If you gave your money to save melting ice bears or to fight poverty in Africa (or anywhere else) I am afraid the news is not even as good as the story about the pharmaceuticals. Last we followed that money, it got stuck at the IMF. The IMF only lends money to deserving partner governments that have submitted to the rules, regulations and processes of GOOD GOVERNANCE. Your donation, after it has been leached by every bankster and shiny do-gooder that could manage to ‘touch’ your money and extract a fee, what is left, is LENT to that deserving government. A deserving government is one that understands the money is to be spent on pre-specified projects, executed by pre-approved contractors, who will be paid from the IMF fund, to keep our dirty little fingers off it, they will be paid predetermined rates, and all cost overruns will be for the account of the client state. Anyone that has ever had but one lesson in business principles can follow that thread to its ultimate conclusion: Predatory business practices by multinational corporations with total disdain for local laws and customs will ensure not one concrete thing is left over by the time the local community has recovered from the shock of environmental destruction and economic degradation by imported workers who could afford to turn an entire local tribe into prostitutes and drug-runners. Then we must raise taxes to pay for this wonderful advancement, because that IMF loan is a loan, not a donation, even if they call it things like “aid” and “development” it is still a loan, a loan that will probably never be paid back, and that’s when we suddenly have another influx of urbanizing rural youth, because their traditional hunting ground was turned into a DEER FOREST by that other army we all love, the World Wildlife Fund, the caretaker of sovereign territory ceded to international bond-holders. Then we all stand in queue at the gate of the former tribal homeland, waiting for the privilege to pay for the honour of watching a deer or elephant running around looking for a way out, like fish in a bowl. The tribe will get little or nothing for the loss of their heritage, but they will soon make beautiful photographs of poverty and need to decorate the next Table for a Shiny Lady to shake her tin at you in a guilt-inducing way.
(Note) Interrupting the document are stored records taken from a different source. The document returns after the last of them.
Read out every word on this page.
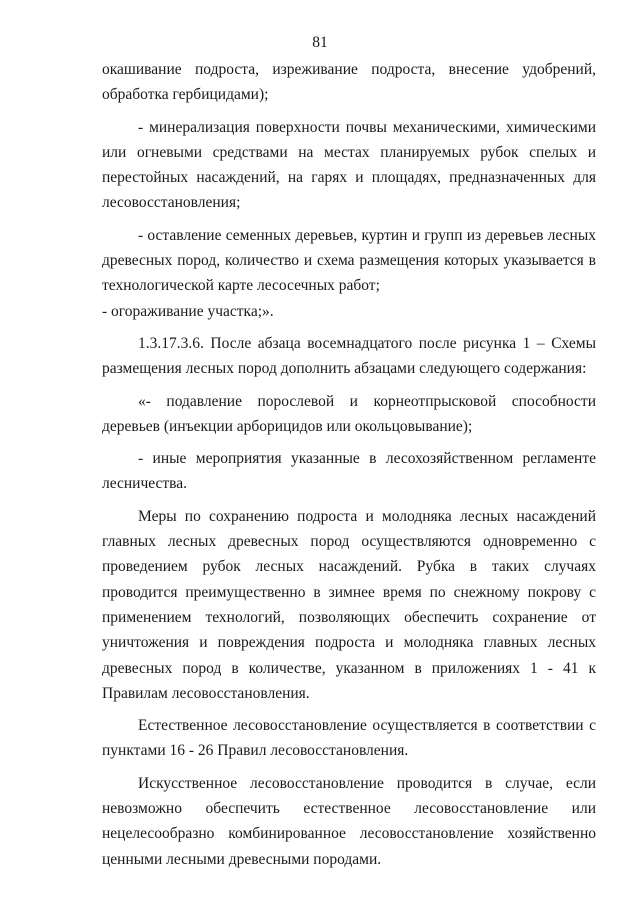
81

окашивание подроста, изреживание подроста, внесение удобрений, обработка гербицидами);

- минерализация поверхности почвы механическими, химическими или огневыми средствами на местах планируемых рубок спелых и перестойных насаждений, на гарях и площадях, предназначенных для лесовосстановления;

- оставление семенных деревьев, куртин и групп из деревьев лесных древесных пород, количество и схема размещения которых указывается в технологической карте лесосечных работ;

- огораживание участка;».

1.3.17.3.6. После абзаца восемнадцатого после рисунка 1 – Схемы размещения лесных пород дополнить абзацами следующего содержания:

«- подавление порослевой и корнеотпрысковой способности деревьев (инъекции арборицидов или окольцовывание);

- иные мероприятия указанные в лесохозяйственном регламенте лесничества.

Меры по сохранению подроста и молодняка лесных насаждений главных лесных древесных пород осуществляются одновременно с проведением рубок лесных насаждений. Рубка в таких случаях проводится преимущественно в зимнее время по снежному покрову с применением технологий, позволяющих обеспечить сохранение от уничтожения и повреждения подроста и молодняка главных лесных древесных пород в количестве, указанном в приложениях 1 - 41 к Правилам лесовосстановления.

Естественное лесовосстановление осуществляется в соответствии с пунктами 16 - 26 Правил лесовосстановления.

Искусственное лесовосстановление проводится в случае, если невозможно обеспечить естественное лесовосстановление или нецелесообразно комбинированное лесовосстановление хозяйственно ценными лесными древесными породами.
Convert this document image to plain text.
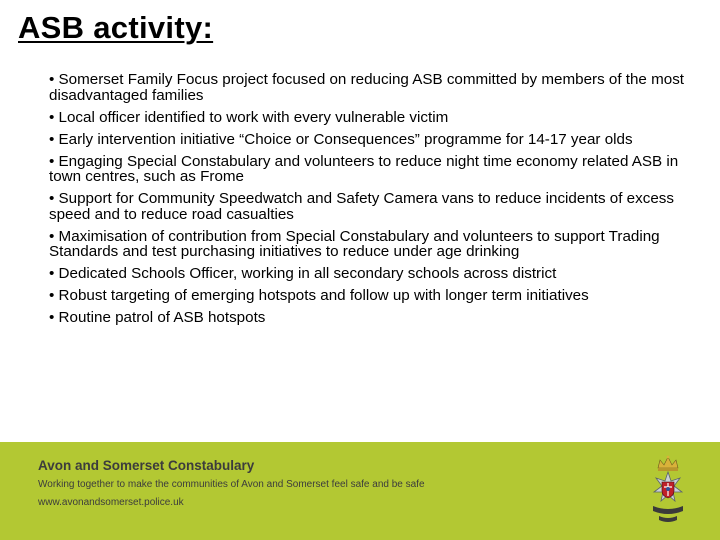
ASB activity:
• Somerset Family Focus project focused on reducing ASB committed by members of the most disadvantaged families
• Local officer identified to work with every vulnerable victim
• Early intervention initiative “Choice or Consequences” programme for 14-17 year olds
• Engaging Special Constabulary and volunteers to reduce night time economy related ASB in town centres, such as Frome
• Support for Community Speedwatch and Safety Camera vans to reduce incidents of excess speed and to reduce road casualties
• Maximisation of contribution from Special Constabulary and volunteers to support Trading Standards and test purchasing initiatives to reduce under age drinking
• Dedicated Schools Officer, working in all secondary schools across district
• Robust targeting of emerging hotspots and follow up with longer term initiatives
• Routine patrol of ASB hotspots
Avon and Somerset Constabulary
Working together to make the communities of Avon and Somerset feel safe and be safe
www.avonandsomerset.police.uk
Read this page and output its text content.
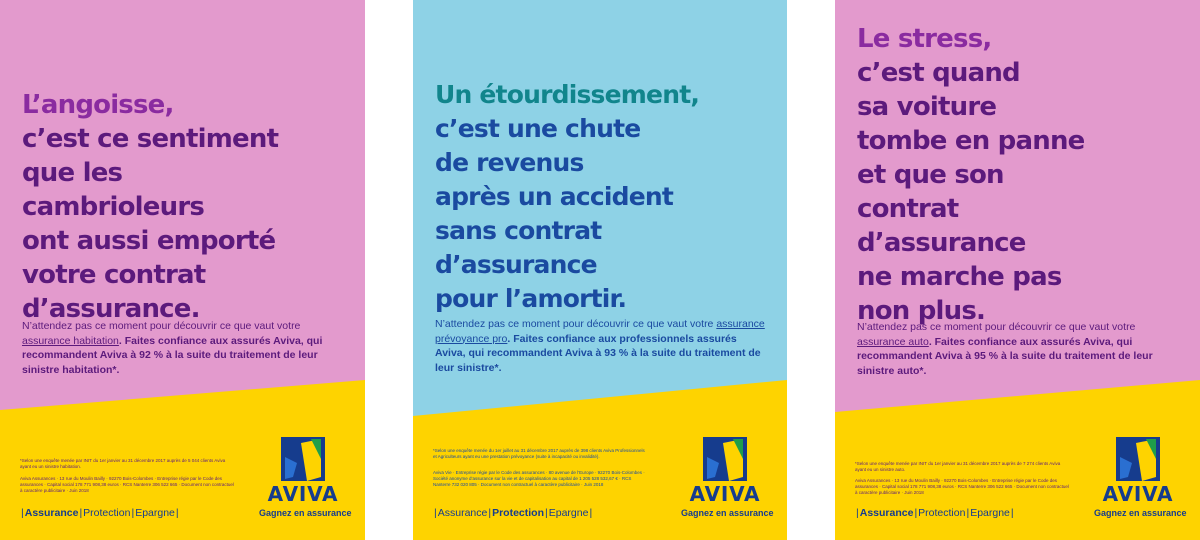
L’angoisse,
c’est ce sentiment
que les
cambrioleurs
ont aussi emporté
votre contrat
d’assurance.

N’attendez pas ce moment pour découvrir ce que vaut votre assurance habitation. Faites confiance aux assurés Aviva, qui recommandent Aviva à 92 % à la suite du traitement de leur sinistre habitation*.

*Selon une enquête menée par INIT du 1er janvier au 31 décembre 2017 auprès de 5 044 clients Aviva ayant eu un sinistre habitation.

Aviva Assurances · 13 rue du Moulin Bailly · 92270 Bois-Colombes · Entreprise régie par le Code des assurances · Capital social 178 771 908,38 euros · RCS Nanterre 306 522 665 · Document non contractuel à caractère publicitaire · Juin 2018

|Assurance|Protection|Epargne|

AVIVA
Gagnez en assurance
Un étourdissement,
c’est une chute
de revenus
après un accident
sans contrat
d’assurance
pour l’amortir.

N’attendez pas ce moment pour découvrir ce que vaut votre assurance prévoyance pro. Faites confiance aux professionnels assurés Aviva, qui recommandent Aviva à 93 % à la suite du traitement de leur sinistre*.

*Selon une enquête menée du 1er juillet au 31 décembre 2017 auprès de 398 clients Aviva Professionnels et Agriculteurs ayant eu une prestation prévoyance (suite à incapacité ou invalidité).

Aviva Vie · Entreprise régie par le Code des assurances · 80 avenue de l’Europe · 92270 Bois-Colombes · Société anonyme d’assurance sur la vie et de capitalisation au capital de 1 205 528 532,67 € · RCS Nanterre 732 020 805 · Document non contractuel à caractère publicitaire · Juin 2018

|Assurance|Protection|Epargne|

AVIVA
Gagnez en assurance
Le stress,
c’est quand
sa voiture
tombe en panne
et que son
contrat
d’assurance
ne marche pas
non plus.

N’attendez pas ce moment pour découvrir ce que vaut votre assurance auto. Faites confiance aux assurés Aviva, qui recommandent Aviva à 95 % à la suite du traitement de leur sinistre auto*.

*Selon une enquête menée par INIT du 1er janvier au 31 décembre 2017 auprès de 7 274 clients Aviva ayant eu un sinistre auto.

Aviva Assurances · 13 rue du Moulin Bailly · 92270 Bois-Colombes · Entreprise régie par le Code des assurances · Capital social 178 771 908,38 euros · RCS Nanterre 306 522 665 · Document non contractuel à caractère publicitaire · Juin 2018

|Assurance|Protection|Epargne|

AVIVA
Gagnez en assurance
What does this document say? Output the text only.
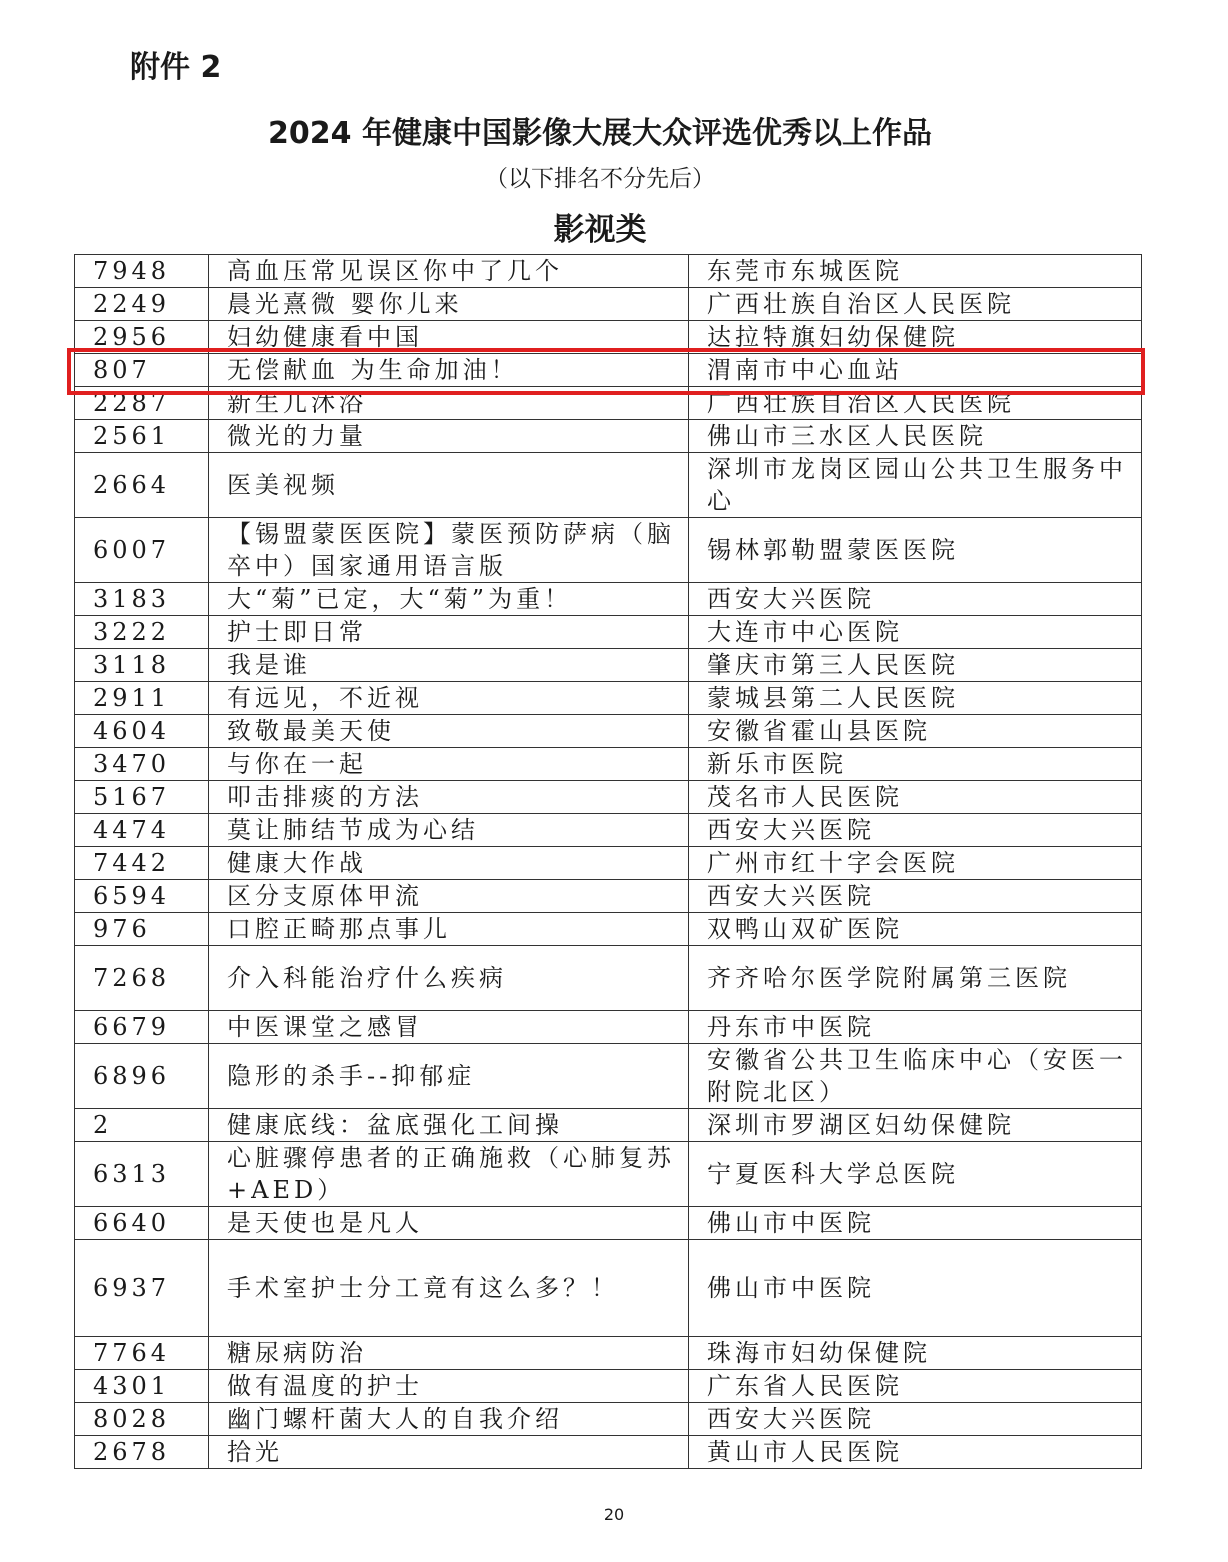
附件 2
2024 年健康中国影像大展大众评选优秀以上作品
（以下排名不分先后）
影视类
7948	高血压常见误区你中了几个	东莞市东城医院
2249	晨光熹微 婴你儿来	广西壮族自治区人民医院
2956	妇幼健康看中国	达拉特旗妇幼保健院
807	无偿献血 为生命加油！	渭南市中心血站
2287	新生儿沐浴	广西壮族自治区人民医院
2561	微光的力量	佛山市三水区人民医院
2664	医美视频	深圳市龙岗区园山公共卫生服务中心
6007	【锡盟蒙医医院】蒙医预防萨病（脑卒中）国家通用语言版	锡林郭勒盟蒙医医院
3183	大“菊”已定，大“菊”为重！	西安大兴医院
3222	护士即日常	大连市中心医院
3118	我是谁	肇庆市第三人民医院
2911	有远见，不近视	蒙城县第二人民医院
4604	致敬最美天使	安徽省霍山县医院
3470	与你在一起	新乐市医院
5167	叩击排痰的方法	茂名市人民医院
4474	莫让肺结节成为心结	西安大兴医院
7442	健康大作战	广州市红十字会医院
6594	区分支原体甲流	西安大兴医院
976	口腔正畸那点事儿	双鸭山双矿医院
7268	介入科能治疗什么疾病	齐齐哈尔医学院附属第三医院
6679	中医课堂之感冒	丹东市中医院
6896	隐形的杀手--抑郁症	安徽省公共卫生临床中心（安医一附院北区）
2	健康底线：盆底强化工间操	深圳市罗湖区妇幼保健院
6313	心脏骤停患者的正确施救（心肺复苏+AED）	宁夏医科大学总医院
6640	是天使也是凡人	佛山市中医院
6937	手术室护士分工竟有这么多？！	佛山市中医院
7764	糖尿病防治	珠海市妇幼保健院
4301	做有温度的护士	广东省人民医院
8028	幽门螺杆菌大人的自我介绍	西安大兴医院
2678	拾光	黄山市人民医院
20
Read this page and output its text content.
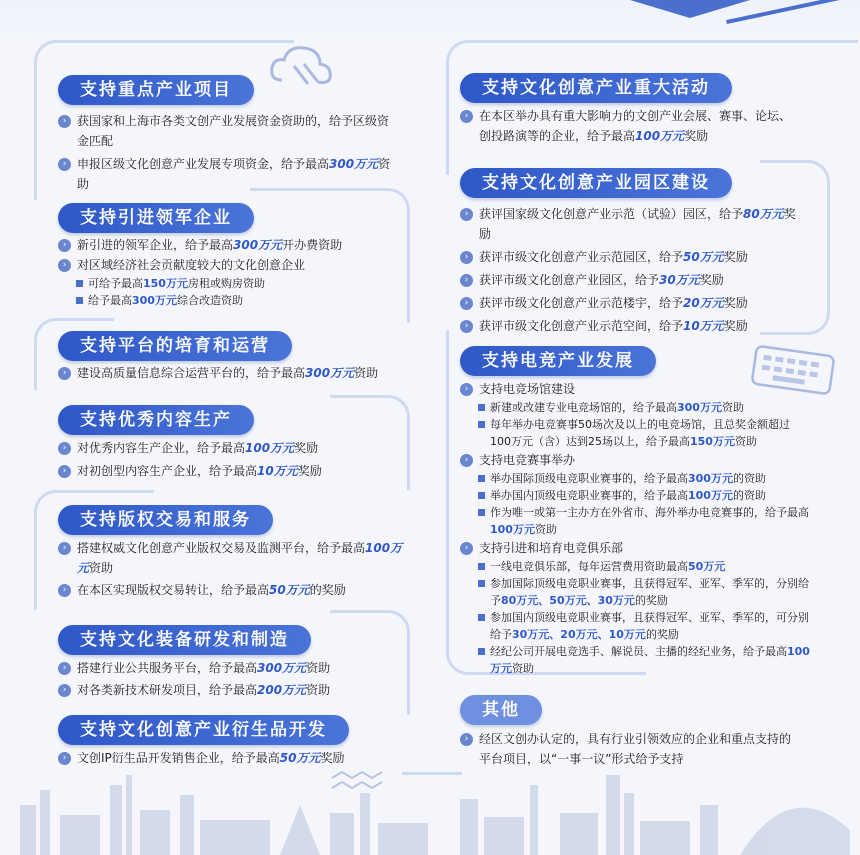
支持重点产业项目
› 获国家和上海市各类文创产业发展资金资助的，给予区级资金匹配
› 申报区级文化创意产业发展专项资金，给予最高300万元资助
支持引进领军企业
› 新引进的领军企业，给予最高300万元开办费资助
› 对区域经济社会贡献度较大的文化创意企业
可给予最高150万元房租或购房资助
给予最高300万元综合改造资助
支持平台的培育和运营
› 建设高质量信息综合运营平台的，给予最高300万元资助
支持优秀内容生产
› 对优秀内容生产企业，给予最高100万元奖励
› 对初创型内容生产企业，给予最高10万元奖励
支持版权交易和服务
› 搭建权威文化创意产业版权交易及监测平台，给予最高100万元资助
› 在本区实现版权交易转让，给予最高50万元的奖励
支持文化装备研发和制造
› 搭建行业公共服务平台，给予最高300万元资助
› 对各类新技术研发项目，给予最高200万元资助
支持文化创意产业衍生品开发
› 文创IP衍生品开发销售企业，给予最高50万元奖励
支持文化创意产业重大活动
› 在本区举办具有重大影响力的文创产业会展、赛事、论坛、创投路演等的企业，给予最高100万元奖励
支持文化创意产业园区建设
› 获评国家级文化创意产业示范（试验）园区，给予80万元奖励
› 获评市级文化创意产业示范园区，给予50万元奖励
› 获评市级文化创意产业园区，给予30万元奖励
› 获评市级文化创意产业示范楼宇，给予20万元奖励
› 获评市级文化创意产业示范空间，给予10万元奖励
支持电竞产业发展
› 支持电竞场馆建设
新建或改建专业电竞场馆的，给予最高300万元资助
每年举办电竞赛事50场次及以上的电竞场馆，且总奖金额超过100万元（含）达到25场以上，给予最高150万元资助
› 支持电竞赛事举办
举办国际顶级电竞职业赛事的，给予最高300万元的资助
举办国内顶级电竞职业赛事的，给予最高100万元的资助
作为唯一或第一主办方在外省市、海外举办电竞赛事的，给予最高100万元资助
› 支持引进和培育电竞俱乐部
一线电竞俱乐部，每年运营费用资助最高50万元
参加国际顶级电竞职业赛事，且获得冠军、亚军、季军的，分别给予80万元、50万元、30万元的奖励
参加国内顶级电竞职业赛事，且获得冠军、亚军、季军的，可分别给予30万元、20万元、10万元的奖励
经纪公司开展电竞选手、解说员、主播的经纪业务，给予最高100万元资助
其他
› 经区文创办认定的，具有行业引领效应的企业和重点支持的平台项目，以“一事一议”形式给予支持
Around here, we never donate, but when a man weak of hunger asks for a ten-bob, at least buy him a bread and a quarter chicken, in case you feel his drinking habits are not your problem. If he feels a beer will fill him better than a sandwich, who am I to argue, I’ll still buy him a meatpie if I can, but like hell will I put my hard-earned money into some rattling can at the end of a perfumed arm that supports a waxy death-mask grimace as it tries to guilt me into turning out my pockets. Especially the ones that promise to use the money for the purpose of locking unwanted children away from public view, there to be dehumanised and serially raped by those who call themselves my betters.

Three cents to the rand. We can change that, but then it won’t be tax-deductable.